Pumpjacks work in a field near Lovington, New Mexico. Order books for service groups have suffered a ‘steep decline’ from the last quarter of 2014. Image Credit: AP

London: Plunging oil prices have rendered more than a trillion dollars of future spending on energy projects uneconomic, according to a study that suggests that the impact on industry operators is worsening.

A report says $1.5 trillion (Dh5.5 trillion) of potential investment globally — including in North America’s shale-producing heartlands — is “out of the money” at current oil prices close to $50 a barrel and unlikely to go ahead.

Industry operators expect capital spending on new projects to decline by between 20 and 30 per cent on average in the wake of the price slide, says Wood Mackenzie, the energy consultancy. It calculates that $220 billion of investment has been cut so far, about $20 billion more than it estimated two months ago and much of it the result of projects being deferred.

Such a decline in spending means that the price crash since last summer — the result of weaker Chinese demand, record US production and Saudi Arabia’s decision not to cut output — could resemble the savage downturn of the mid-1980s.

After a brief recovery in the spring, oil prices spiralled lower in July. Brent crude — the global benchmark — fell to its lowest point in more than six years during August’s wider market turmoil. It now stands at $47.47 a barrel, down from $115 in June last year.

Just half a dozen new projects will be approved this year, says the Wood Mac report, and 10 or 11 in 2016, compared with an annual average of 50 to 60. Onshore US producers, including the “fracking” industry, which has unlocked previously hard-to-access reserves, have reacted fastest to the market collapse. “Deep cuts” in North America account for more than half of a 45 per cent fall in capital spending across the Americas.

“The flexibility to rapidly dial back investment in unconventionals at low prices has provided a competitive advantage for the US independents with the bigger positions,” the study says. “Majors and international players lack exposure to this flexible investment.”

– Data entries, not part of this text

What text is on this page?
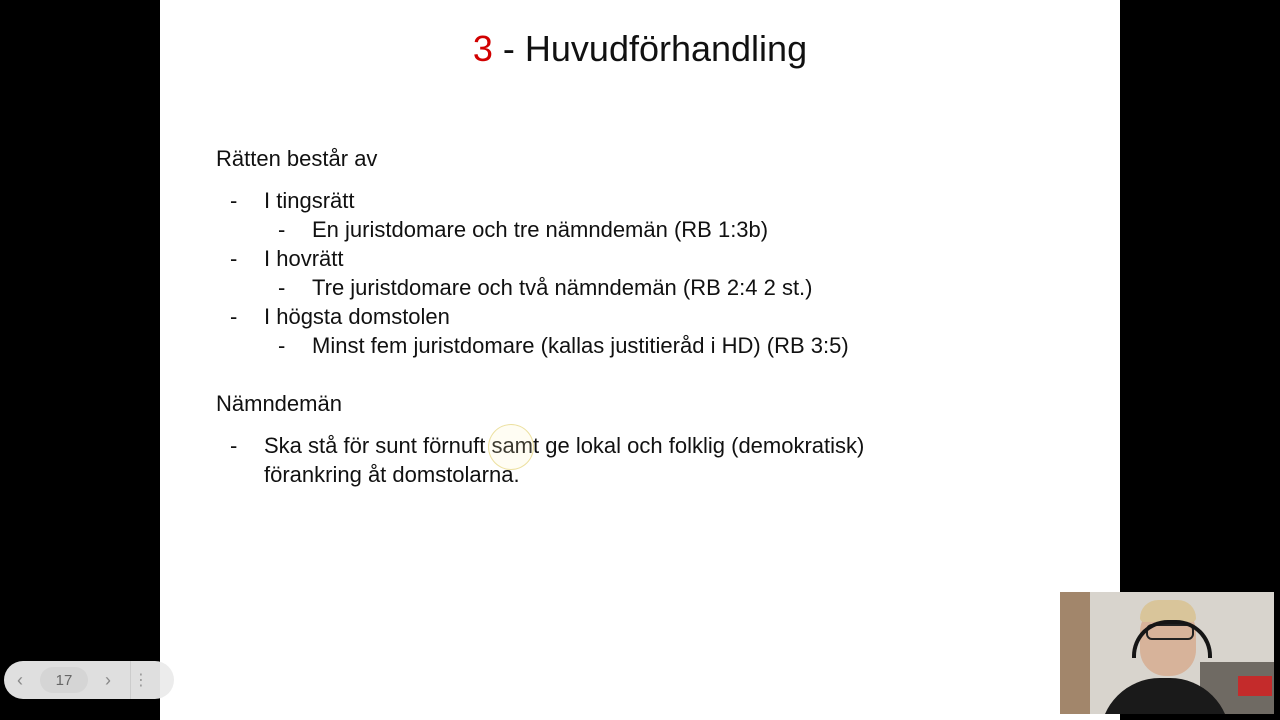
3 - Huvudförhandling
Rätten består av
- I tingsrätt
- En juristdomare och tre nämndemän (RB 1:3b)
- I hovrätt
- Tre juristdomare och två nämndemän (RB 2:4 2 st.)
- I högsta domstolen
- Minst fem juristdomare (kallas justitieråd i HD) (RB 3:5)
Nämndemän
- Ska stå för sunt förnuft samt ge lokal och folklig (demokratisk)
förankring åt domstolarna.
‹	17	›	⋮
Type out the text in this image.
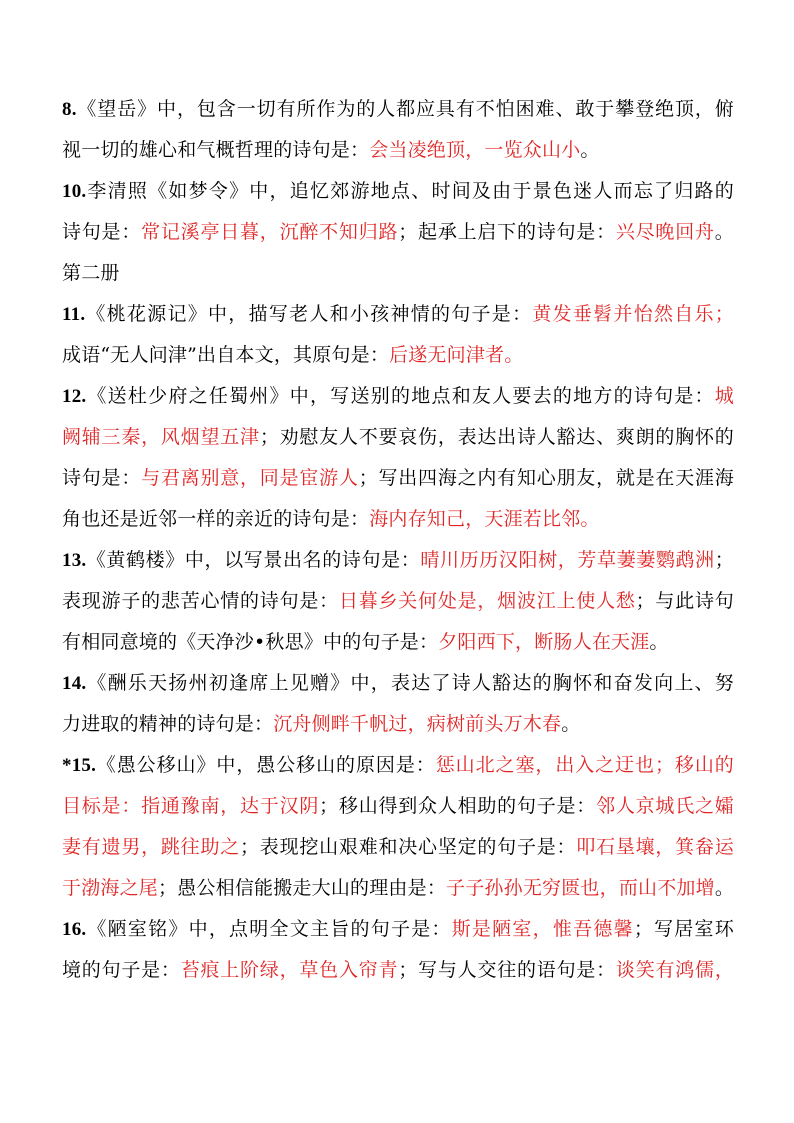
8.《望岳》中，包含一切有所作为的人都应具有不怕困难、敢于攀登绝顶，俯
视一切的雄心和气概哲理的诗句是：会当凌绝顶，一览众山小。
10.李清照《如梦令》中，追忆郊游地点、时间及由于景色迷人而忘了归路的
诗句是：常记溪亭日暮，沉醉不知归路；起承上启下的诗句是：兴尽晚回舟。
第二册
11.《桃花源记》中，描写老人和小孩神情的句子是：黄发垂髫并怡然自乐；
成语“无人问津”出自本文，其原句是：后遂无问津者。
12.《送杜少府之任蜀州》中，写送别的地点和友人要去的地方的诗句是：城
阙辅三秦，风烟望五津；劝慰友人不要哀伤，表达出诗人豁达、爽朗的胸怀的
诗句是：与君离别意，同是宦游人；写出四海之内有知心朋友，就是在天涯海
角也还是近邻一样的亲近的诗句是：海内存知己，天涯若比邻。
13.《黄鹤楼》中，以写景出名的诗句是：晴川历历汉阳树，芳草萋萋鹦鹉洲；
表现游子的悲苦心情的诗句是：日暮乡关何处是，烟波江上使人愁；与此诗句
有相同意境的《天净沙•秋思》中的句子是：夕阳西下，断肠人在天涯。
14.《酬乐天扬州初逢席上见赠》中，表达了诗人豁达的胸怀和奋发向上、努
力进取的精神的诗句是：沉舟侧畔千帆过，病树前头万木春。
*15.《愚公移山》中，愚公移山的原因是：惩山北之塞，出入之迂也；移山的
目标是：指通豫南，达于汉阴；移山得到众人相助的句子是：邻人京城氏之孀
妻有遗男，跳往助之；表现挖山艰难和决心坚定的句子是：叩石垦壤，箕畚运
于渤海之尾；愚公相信能搬走大山的理由是：子子孙孙无穷匮也，而山不加增。
16.《陋室铭》中，点明全文主旨的句子是：斯是陋室，惟吾德馨；写居室环
境的句子是：苔痕上阶绿，草色入帘青；写与人交往的语句是：谈笑有鸿儒，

Among the hardest hit companies will be oilfield service suppliers, the contractors which provide thousands of workers and equipment such as drilling rigs to the majors. “This will have a massive impact on the service sector.”

As the big oil and gas groups seek to drive down costs, and after years in which salaries soared and the prices of rigs and other infrastructure ballooned, they are now demanding savings. Order books for service groups have suffered a “steep decline” from the last quarter of 2014, the backlog of business now running to just two or three quarters. The supply chain could provide about half the expected savings for new projects.

However, a prolonged period of low oil prices over a number of years is likely to be needed to bring about more profound changes to industry costs, the report argues. Despite comparisons with the 1980s, Wood Mac believes that such a deeper, structural shift is unlikely.

“In our view oil prices will rise sharply from 2017, and there is a real risk that cost inflation pressures will then return,” it says.